There’s a hidden element in this story, isn’t there?

It turns out that the hidden element was Mercury.

Mercury was the standard treatment for syphilis in Europe (“a night with Venus, a lifetime with Mercury”). It wasn’t used in the “New World”. It wasn’t used by prostitutes, but it was by their wealthier clients. Only the prostitutes in Vienna were forced to take Mercury prophylactically by the authorities.

What a great cure, huh? I wonder how many other short term, apparently obvious “cures” or treatments lead to worse disease further down the line? How about this research into inflammatory diseases (which are increasing rapidly)

Increasing evidence suggests that the alarming rise in allergic and autoimmune disorders during the past few decades is at least partly attributable to our lack of exposure to microorganisms that once covered our food and us.
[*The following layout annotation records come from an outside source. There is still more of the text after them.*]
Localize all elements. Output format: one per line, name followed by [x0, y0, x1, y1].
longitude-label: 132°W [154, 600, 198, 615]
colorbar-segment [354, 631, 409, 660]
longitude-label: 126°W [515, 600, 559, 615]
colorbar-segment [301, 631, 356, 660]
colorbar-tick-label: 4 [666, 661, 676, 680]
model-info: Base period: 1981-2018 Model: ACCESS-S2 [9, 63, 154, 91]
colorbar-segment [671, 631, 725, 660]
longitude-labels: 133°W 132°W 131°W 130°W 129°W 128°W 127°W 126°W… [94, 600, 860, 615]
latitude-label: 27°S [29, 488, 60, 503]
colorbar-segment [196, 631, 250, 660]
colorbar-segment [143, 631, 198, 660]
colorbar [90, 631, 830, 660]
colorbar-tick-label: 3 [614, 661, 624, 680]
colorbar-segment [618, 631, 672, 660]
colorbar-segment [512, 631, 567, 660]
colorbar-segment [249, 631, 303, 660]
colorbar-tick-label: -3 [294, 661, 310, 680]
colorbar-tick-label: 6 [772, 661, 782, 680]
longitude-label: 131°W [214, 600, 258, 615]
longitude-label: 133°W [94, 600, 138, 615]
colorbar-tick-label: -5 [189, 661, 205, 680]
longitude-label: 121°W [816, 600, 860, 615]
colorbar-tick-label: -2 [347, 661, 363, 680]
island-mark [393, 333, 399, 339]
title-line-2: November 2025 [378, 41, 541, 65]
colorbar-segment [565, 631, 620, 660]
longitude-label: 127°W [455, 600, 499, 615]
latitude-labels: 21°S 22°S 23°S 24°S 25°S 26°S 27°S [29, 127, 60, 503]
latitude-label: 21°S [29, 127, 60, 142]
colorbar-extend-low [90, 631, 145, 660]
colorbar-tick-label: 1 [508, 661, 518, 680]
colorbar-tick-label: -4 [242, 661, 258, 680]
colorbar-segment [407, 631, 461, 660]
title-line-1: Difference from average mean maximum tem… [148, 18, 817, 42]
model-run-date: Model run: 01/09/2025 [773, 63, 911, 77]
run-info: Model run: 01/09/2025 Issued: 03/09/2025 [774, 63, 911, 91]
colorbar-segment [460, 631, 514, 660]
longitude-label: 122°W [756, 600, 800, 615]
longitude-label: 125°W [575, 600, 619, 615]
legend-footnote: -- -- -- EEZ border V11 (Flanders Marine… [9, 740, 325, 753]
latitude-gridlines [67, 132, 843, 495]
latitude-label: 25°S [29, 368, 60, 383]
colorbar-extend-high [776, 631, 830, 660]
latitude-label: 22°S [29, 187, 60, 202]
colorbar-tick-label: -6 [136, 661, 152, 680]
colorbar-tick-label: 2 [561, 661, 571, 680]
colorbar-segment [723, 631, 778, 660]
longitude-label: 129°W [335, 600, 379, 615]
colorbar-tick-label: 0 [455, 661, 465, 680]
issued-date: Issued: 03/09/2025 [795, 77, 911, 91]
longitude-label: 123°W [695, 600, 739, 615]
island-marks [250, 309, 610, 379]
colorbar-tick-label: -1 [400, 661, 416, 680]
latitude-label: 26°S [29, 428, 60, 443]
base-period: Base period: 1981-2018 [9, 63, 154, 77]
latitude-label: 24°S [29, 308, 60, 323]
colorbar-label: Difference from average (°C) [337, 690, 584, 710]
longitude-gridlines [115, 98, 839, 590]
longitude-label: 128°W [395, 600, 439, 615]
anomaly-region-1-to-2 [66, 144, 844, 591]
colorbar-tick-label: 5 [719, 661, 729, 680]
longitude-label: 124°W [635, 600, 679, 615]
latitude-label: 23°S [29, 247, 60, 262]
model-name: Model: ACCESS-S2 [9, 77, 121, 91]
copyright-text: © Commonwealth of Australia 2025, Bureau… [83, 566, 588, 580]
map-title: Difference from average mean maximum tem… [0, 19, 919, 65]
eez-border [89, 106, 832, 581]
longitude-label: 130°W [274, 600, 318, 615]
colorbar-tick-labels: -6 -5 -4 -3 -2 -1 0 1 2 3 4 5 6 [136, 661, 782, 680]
As nature’s blanket, the potentially pathogenic and benign microorganisms associated with the dirt that once covered every aspect of our preindustrial day guaranteed a time-honored co-evolutionary process that established “normal” background levels and kept our bodies from overreacting to foreign bodies. This research suggests that reintroducing some of the organisms from the mud and water of our natural world would help avoid an overreaction of an otherwise healthy immune response that results in such chronic diseases as Type 1 diabetes, inflammatory bowel disease, multiple sclerosis and a host of allergic disorders.